Toute la difficulté de la procédure réside dans la construction de la fonction F qui permet d’obtenir une faible erreur de classification au sens des métriques présentées dans la section 4.Error! Reference source not found.. Si dans certains cas extrêmement simples les classifieurs peuvent être construits de façon experte, la plupart des problèmes nécessitent des méthodes automatiques qui réalisent un apprentissage sur les données. Les rares cas où l’algorithme de classification peut être construit manuellement sont rencontrés lorsque les classes à cartographier sont peu nombreuses et facilement séparables. Dans ces cas, on peut construire des arbres de décision simples ou des petits ensembles de règles opérant sur des seuillages de primitives. Par exemple: –

si le NDVI moyen du mois d’avril est inférieur à 0.3, il s’agit d’une culture d’été ;



sinon, si le NDVI moyen des mois de février et juillet est supérieur à 0.6, alors, c’est une forêt ;



etc.

On comprend aisément que ce type d’approche sera long et fastidieux à mettre en œuvre pour un nombre de classes supérieur à 4 ou 5. Il sera aussi très difficile de déterminer les valeurs des seuils de façon fiable.
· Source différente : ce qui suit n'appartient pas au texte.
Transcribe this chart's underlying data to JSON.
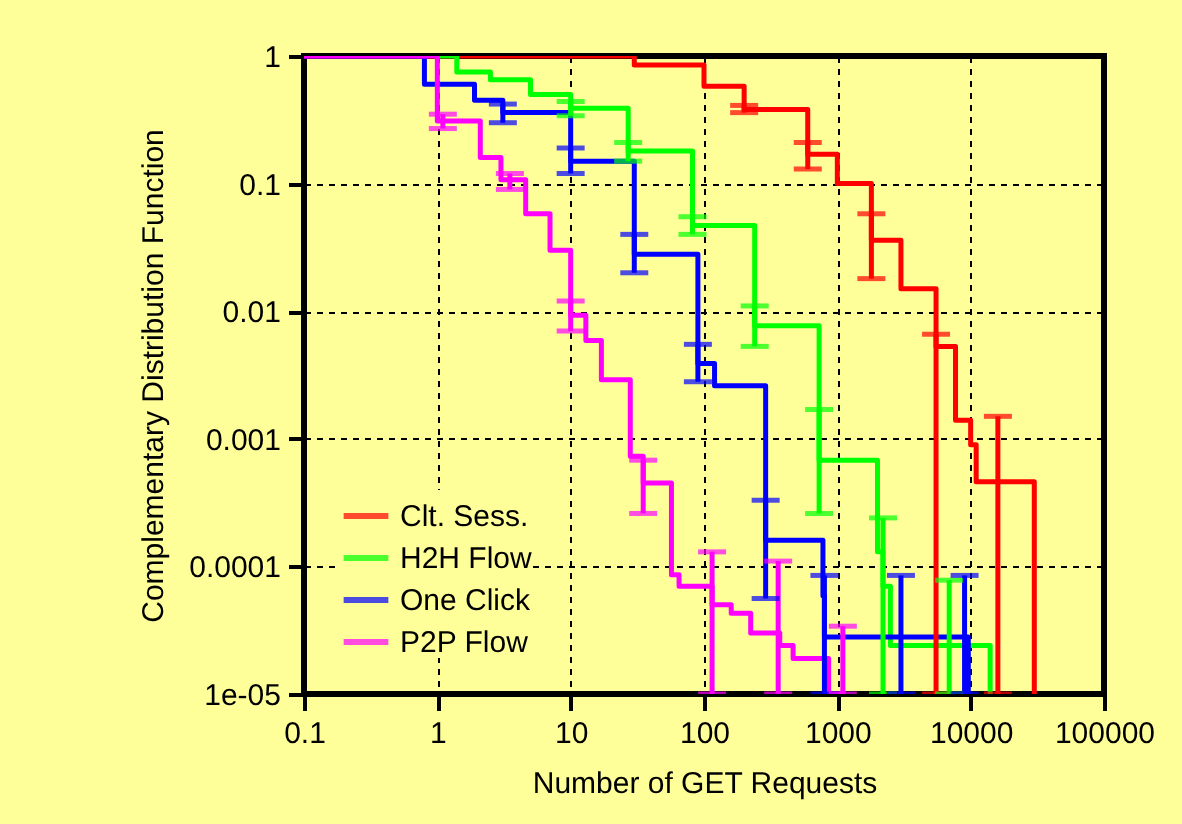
{
  "chart_data": {
    "type": "step",
    "xlabel": "Number of GET Requests",
    "ylabel": "Complementary Distribution Function",
    "log": "xy",
    "grid": true,
    "legend": "bottom left",
    "xlim": [
      0.1,
      100000
    ],
    "ylim": [
      1e-05,
      1
    ],
    "xticks": [
      0.1,
      1,
      10,
      100,
      1000,
      10000,
      100000
    ],
    "yticks": [
      {
        "value": 1e-05,
        "label": "1e-05"
      },
      0.0001,
      0.001,
      0.01,
      0.1,
      1
    ],
    "series": [
      {
        "name": "Clt. Sess.",
        "color": "#ff0000",
        "x": [
          0.1,
          12,
          30,
          100,
          200,
          600,
          1000,
          1800,
          3000,
          5500,
          7700,
          10000,
          11000,
          16000,
          30000
        ],
        "values": [
          1,
          1,
          0.85,
          0.58,
          0.38,
          0.17,
          0.1,
          0.036,
          0.015,
          0.0053,
          0.0014,
          0.0009,
          0.00046,
          0.00046,
          1e-05
        ],
        "errors": [
          null,
          null,
          null,
          null,
          [
            0.36,
            0.41
          ],
          [
            0.13,
            0.21
          ],
          null,
          [
            0.018,
            0.058
          ],
          null,
          [
            1e-05,
            0.0066
          ],
          null,
          null,
          null,
          [
            1e-05,
            0.0015
          ],
          null
        ]
      },
      {
        "name": "H2H Flow",
        "color": "#00ff00",
        "x": [
          1,
          1.4,
          2.5,
          5,
          10,
          27,
          82,
          240,
          730,
          2000,
          2200,
          2500,
          6900,
          14000
        ],
        "values": [
          1,
          0.75,
          0.65,
          0.5,
          0.39,
          0.18,
          0.047,
          0.0077,
          0.00068,
          0.00013,
          7e-05,
          2.4e-05,
          2.4e-05,
          1e-05
        ],
        "errors": [
          null,
          null,
          null,
          null,
          [
            0.34,
            0.44
          ],
          [
            0.15,
            0.21
          ],
          [
            0.04,
            0.055
          ],
          [
            0.0053,
            0.011
          ],
          [
            0.00026,
            0.0017
          ],
          null,
          [
            1e-05,
            0.00024
          ],
          null,
          [
            1e-05,
            7.8e-05
          ],
          null
        ]
      },
      {
        "name": "One Click",
        "color": "#0000ff",
        "x": [
          0.1,
          0.8,
          1.9,
          3.1,
          10,
          30,
          90,
          120,
          290,
          780,
          800,
          3000,
          9000,
          9600
        ],
        "values": [
          1,
          0.6,
          0.45,
          0.36,
          0.15,
          0.028,
          0.0039,
          0.0026,
          0.00016,
          5.9e-05,
          2.8e-05,
          2.8e-05,
          2.8e-05,
          1e-05
        ],
        "errors": [
          null,
          null,
          null,
          [
            0.3,
            0.42
          ],
          [
            0.12,
            0.19
          ],
          [
            0.02,
            0.04
          ],
          [
            0.0028,
            0.0055
          ],
          null,
          [
            5.6e-05,
            0.00033
          ],
          null,
          [
            1e-05,
            8.5e-05
          ],
          [
            1e-05,
            8.5e-05
          ],
          [
            1e-05,
            8.5e-05
          ],
          null
        ]
      },
      {
        "name": "P2P Flow",
        "color": "#ff00ff",
        "x": [
          0.1,
          1,
          1.1,
          2.1,
          3.0,
          3.5,
          4.6,
          7,
          10,
          13,
          17,
          28,
          35,
          57,
          65,
          115,
          160,
          224,
          360,
          370,
          466,
          860,
          1100
        ],
        "values": [
          1,
          0.31,
          0.31,
          0.16,
          0.107,
          0.107,
          0.058,
          0.03,
          0.0093,
          0.0059,
          0.0029,
          0.00073,
          0.00045,
          8.6e-05,
          7e-05,
          5e-05,
          4.3e-05,
          3e-05,
          3e-05,
          2.4e-05,
          1.9e-05,
          1e-05,
          1e-05
        ],
        "errors": [
          null,
          null,
          [
            0.27,
            0.35
          ],
          null,
          null,
          [
            0.09,
            0.12
          ],
          null,
          null,
          [
            0.007,
            0.012
          ],
          null,
          null,
          null,
          [
            0.00026,
            0.00068
          ],
          null,
          null,
          [
            1e-05,
            0.00013
          ],
          null,
          null,
          [
            1e-05,
            0.00011
          ],
          null,
          null,
          null,
          [
            1e-05,
            3.4e-05
          ]
        ]
      }
    ]
  }
}
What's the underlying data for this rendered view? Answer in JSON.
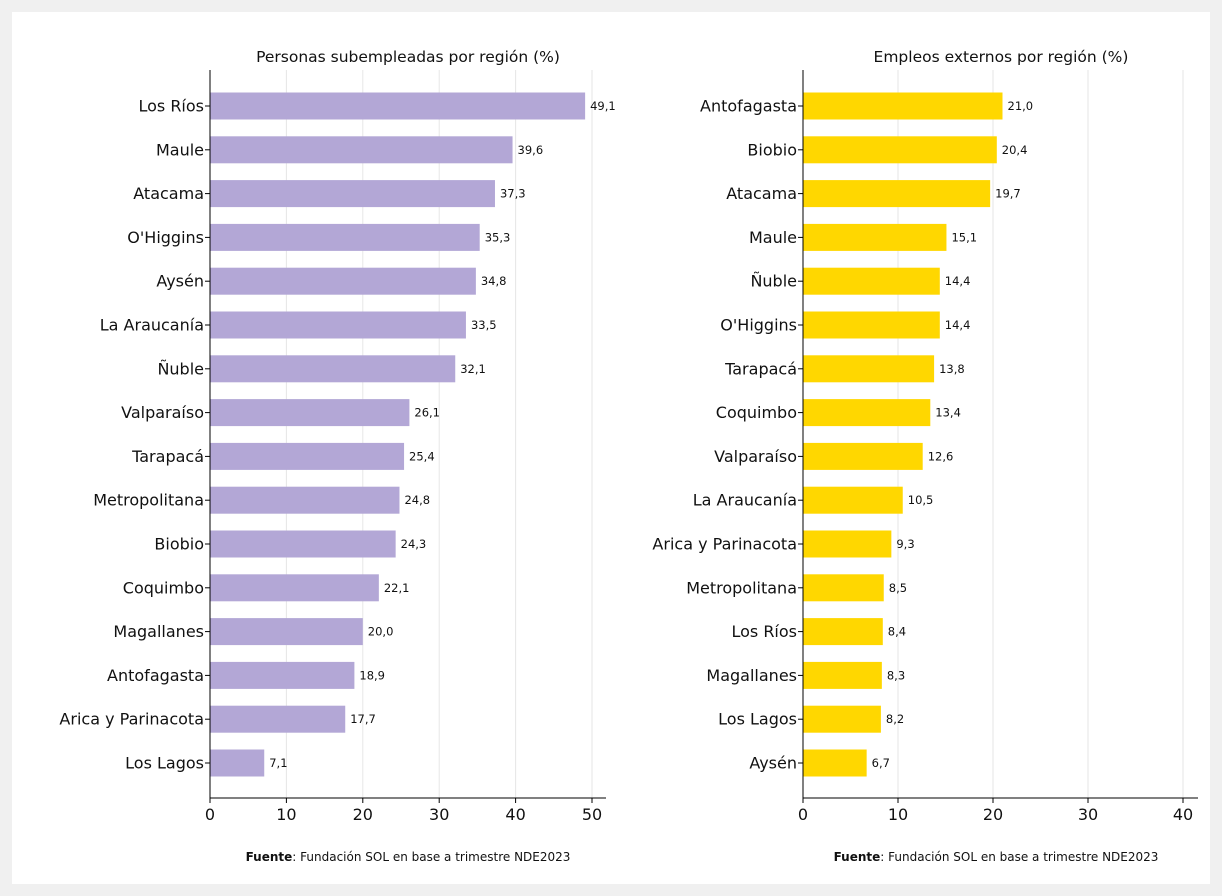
{
  "chart_data": [
    {
      "type": "bar",
      "orientation": "horizontal",
      "title": "Personas subempleadas por región (%)",
      "categories": [
        "Los Ríos",
        "Maule",
        "Atacama",
        "O'Higgins",
        "Aysén",
        "La Araucanía",
        "Ñuble",
        "Valparaíso",
        "Tarapacá",
        "Metropolitana",
        "Biobio",
        "Coquimbo",
        "Magallanes",
        "Antofagasta",
        "Arica y Parinacota",
        "Los Lagos"
      ],
      "values": [
        49.1,
        39.6,
        37.3,
        35.3,
        34.8,
        33.5,
        32.1,
        26.1,
        25.4,
        24.8,
        24.3,
        22.1,
        20.0,
        18.9,
        17.7,
        7.1
      ],
      "value_labels": [
        "49,1",
        "39,6",
        "37,3",
        "35,3",
        "34,8",
        "33,5",
        "32,1",
        "26,1",
        "25,4",
        "24,8",
        "24,3",
        "22,1",
        "20,0",
        "18,9",
        "17,7",
        "7,1"
      ],
      "xlim": [
        0,
        52
      ],
      "xticks": [
        0,
        10,
        20,
        30,
        40,
        50
      ],
      "bar_color": "#b3a7d6",
      "grid": true,
      "source_bold": "Fuente",
      "source_text": ": Fundación SOL en base a trimestre NDE2023"
    },
    {
      "type": "bar",
      "orientation": "horizontal",
      "title": "Empleos externos por región (%)",
      "categories": [
        "Antofagasta",
        "Biobio",
        "Atacama",
        "Maule",
        "Ñuble",
        "O'Higgins",
        "Tarapacá",
        "Coquimbo",
        "Valparaíso",
        "La Araucanía",
        "Arica y Parinacota",
        "Metropolitana",
        "Los Ríos",
        "Magallanes",
        "Los Lagos",
        "Aysén"
      ],
      "values": [
        21.0,
        20.4,
        19.7,
        15.1,
        14.4,
        14.4,
        13.8,
        13.4,
        12.6,
        10.5,
        9.3,
        8.5,
        8.4,
        8.3,
        8.2,
        6.7
      ],
      "value_labels": [
        "21,0",
        "20,4",
        "19,7",
        "15,1",
        "14,4",
        "14,4",
        "13,8",
        "13,4",
        "12,6",
        "10,5",
        "9,3",
        "8,5",
        "8,4",
        "8,3",
        "8,2",
        "6,7"
      ],
      "xlim": [
        0,
        42
      ],
      "xticks": [
        0,
        10,
        20,
        30,
        40
      ],
      "bar_color": "#ffd700",
      "grid": true,
      "source_bold": "Fuente",
      "source_text": ": Fundación SOL en base a trimestre NDE2023"
    }
  ]
}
Dans la pratique, même pour des cas relativement simples, on se tourne vers des méthodes d’apprentissage automatique. Une description détaillée de la théorie de l’apprentissage automatique pour la classification n’est pas envisageable dans ce chapitre. Le lecteur pourra consulter des ouvrages spécialisés comme [COM 10] et [AMI 15] pour un traitement approfondi de ce sujet. Un traitement plus synthétique dans le cadre du traitement d’images de télédétection est proposé dans le chapitre 5 de [TUP 14]. Nous nous limiterons ici à détailler les grands principes permettant de guider le choix des approches. Les méthodes de classification sont divisées en deux grandes familles, les méthodes assistées ou « supervisées » (anglicisme dérivé de l’anglais « supervised ») et celles non assistées ou« non supervisées » (« unsupervised »).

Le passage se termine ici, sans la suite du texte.